Jump Drive Vs. Flash Drive

Jump Drive Vs. Flash Drive

A jump drive vs flash drive comparison is needless, as they are both, one and the same thing. This article is aimed at clearing the misconception of considering them to be different devices. Read to know about the advantages of using flash drive or jump drive technology.
With a boom in digital technology applications, a host of new computer storage devices have hit the market elevating the concept of portable computer storage to a whole new level. With a host of products with different brand names hitting the market, identifying a particular technology can be confusing, due to the different brand names used for it. One such popular misconception is the comparison between jump and flash drives, which arises due to the confusion created by various brand names. There are no differences between jump drives and flash drives, as they refer to one and the same thing, which is USB flash drive technology.

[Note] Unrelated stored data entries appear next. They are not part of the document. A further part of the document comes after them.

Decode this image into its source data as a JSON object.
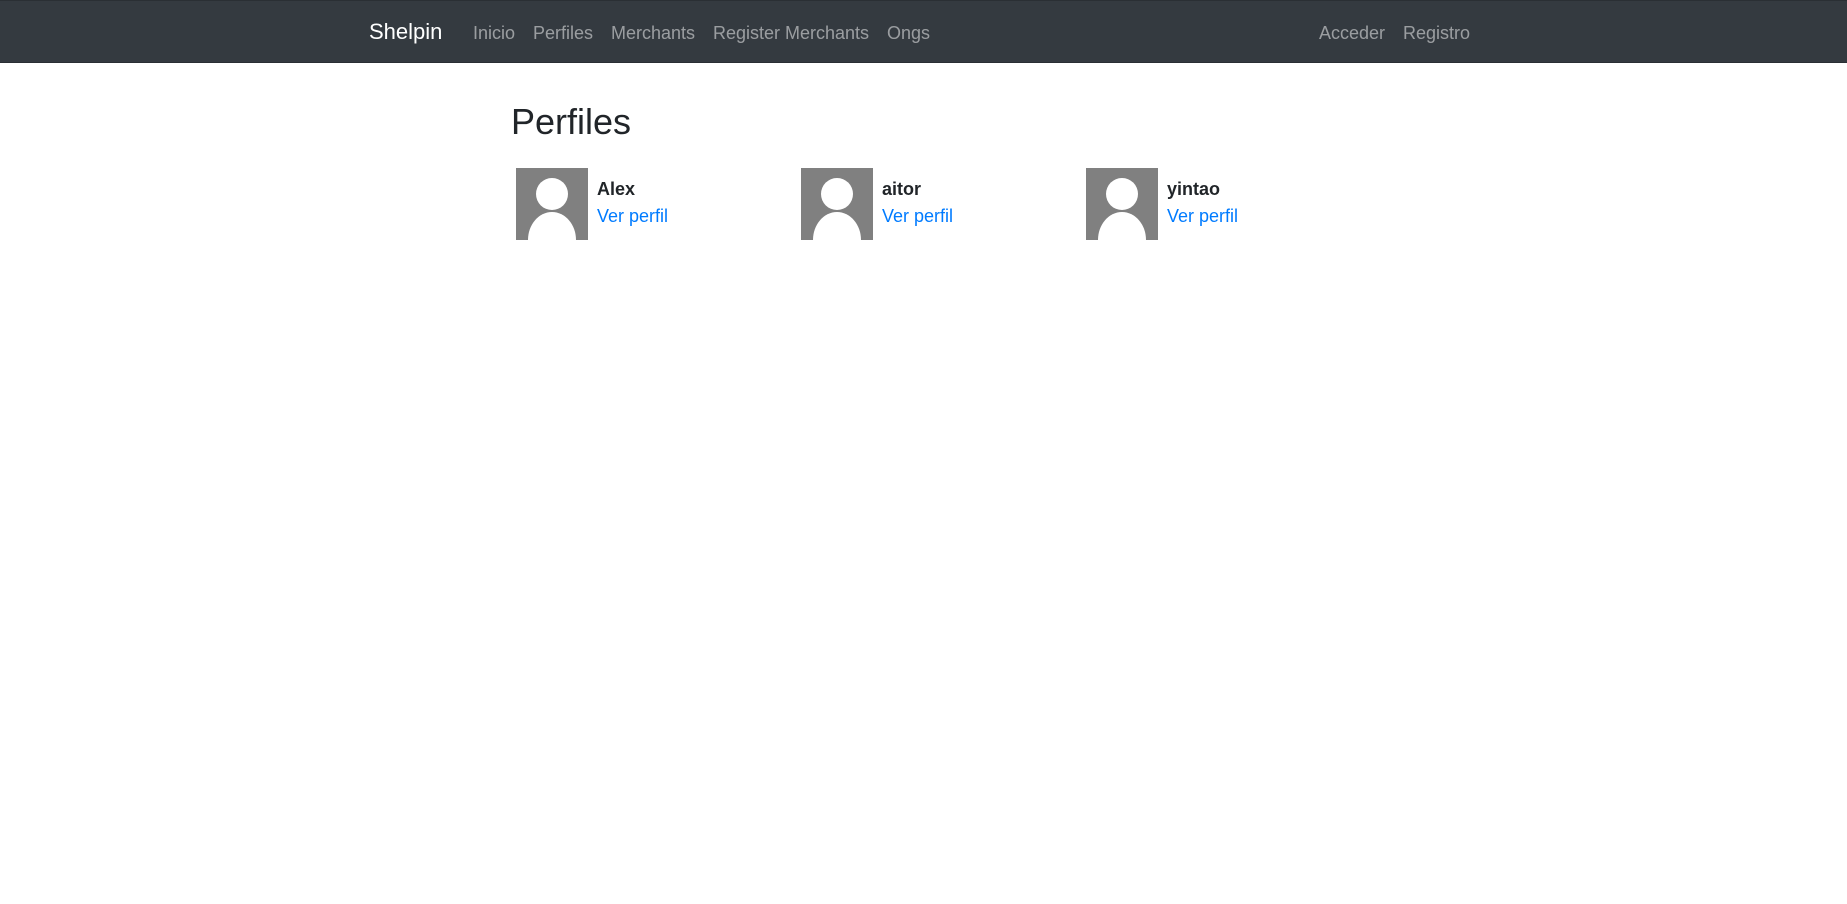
{
  "navbar": {
    "brand": "Shelpin",
    "left_links": [
      {
        "label": "Inicio"
      },
      {
        "label": "Perfiles"
      },
      {
        "label": "Merchants"
      },
      {
        "label": "Register Merchants"
      },
      {
        "label": "Ongs"
      }
    ],
    "right_links": [
      {
        "label": "Acceder"
      },
      {
        "label": "Registro"
      }
    ],
    "background_color": "#343a40",
    "link_color": "rgba(255,255,255,0.5)"
  },
  "main": {
    "title": "Perfiles",
    "profiles": [
      {
        "name": "Alex",
        "link_label": "Ver perfil",
        "avatar_icon": "user-silhouette-icon"
      },
      {
        "name": "aitor",
        "link_label": "Ver perfil",
        "avatar_icon": "user-silhouette-icon"
      },
      {
        "name": "yintao",
        "link_label": "Ver perfil",
        "avatar_icon": "user-silhouette-icon"
      }
    ],
    "link_color": "#007bff"
  }
}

Jump Drive Vs. Flash Drive Vs. Thumb Drive

Naming things rightly and making their semantic connection correctly is important; particularly when they refer to technological devices. So this is to declare that the comparison between jump, flash and thumb drives is irrelevant and meaningless because they refer to the same device and the difference between them is purely etymological. They refer to the same computer memory devices.

Thumb drive is another name given to the standard USB flash drive devices by some people. However the underlying technology that makes this possible is ingenious and in fact the same for all. In the rest of the article I discuss the features of USB flash drive technology that make it the complete data storage solution.

Features of USB Flash Drive Technology

The 'Flash' in flash drives refers to the flash data memory card technology that it is built on. It is based on modified EEPROM (Electrically Erasable Programmable Read-Only Memory) technology and innovation in microprocessor technology. Flash drives, as you might know, are very small devices; lesser in length than a ring finger and weighing less than 3 gm. They come with an attached USB (Universal Serial Bus) interface that makes their connection to computers possible.

Once you connect a USB flash device to a computer, by inserting it in a USB port, the operating system recognizes it as a bulk mass storage device and identifies it as a storage 'drive'. Any data stored on the computer can be transferred to the flash drive for storage. These drives have a storage capacity ranging from 1 GB to about 256 GB currently. After storing or transfer of data from the drive, you can detach it and transfer it to any other computer terminal.

Data can be rapidly read and erased from these devices in a matter of seconds. The arrival of simple, portable, high capacity storage drives like Flash drives, DVDs ended the reign of older, slower storage devices like floppies. Flash drives consume low power and have a long retention capacity. They don't need an external power source, as they derive it directly from the USB port. The 'drive' in the name of this device is etymologically vestigial in nature as the flash drive has no mechanical parts that are driven like those in hard disks. Their USP is high reading and writing speed, besides amazing portability, coupled with data transfer rate. Most flash drives promise a shelf life up to 10 years and provide about 100,000 write/erase cycles over their life time.

Hope this article has effectively cleared out the confusion and now you know that they are just names given to the same thing. It is important that one is clear about such simple differences in technological jargon.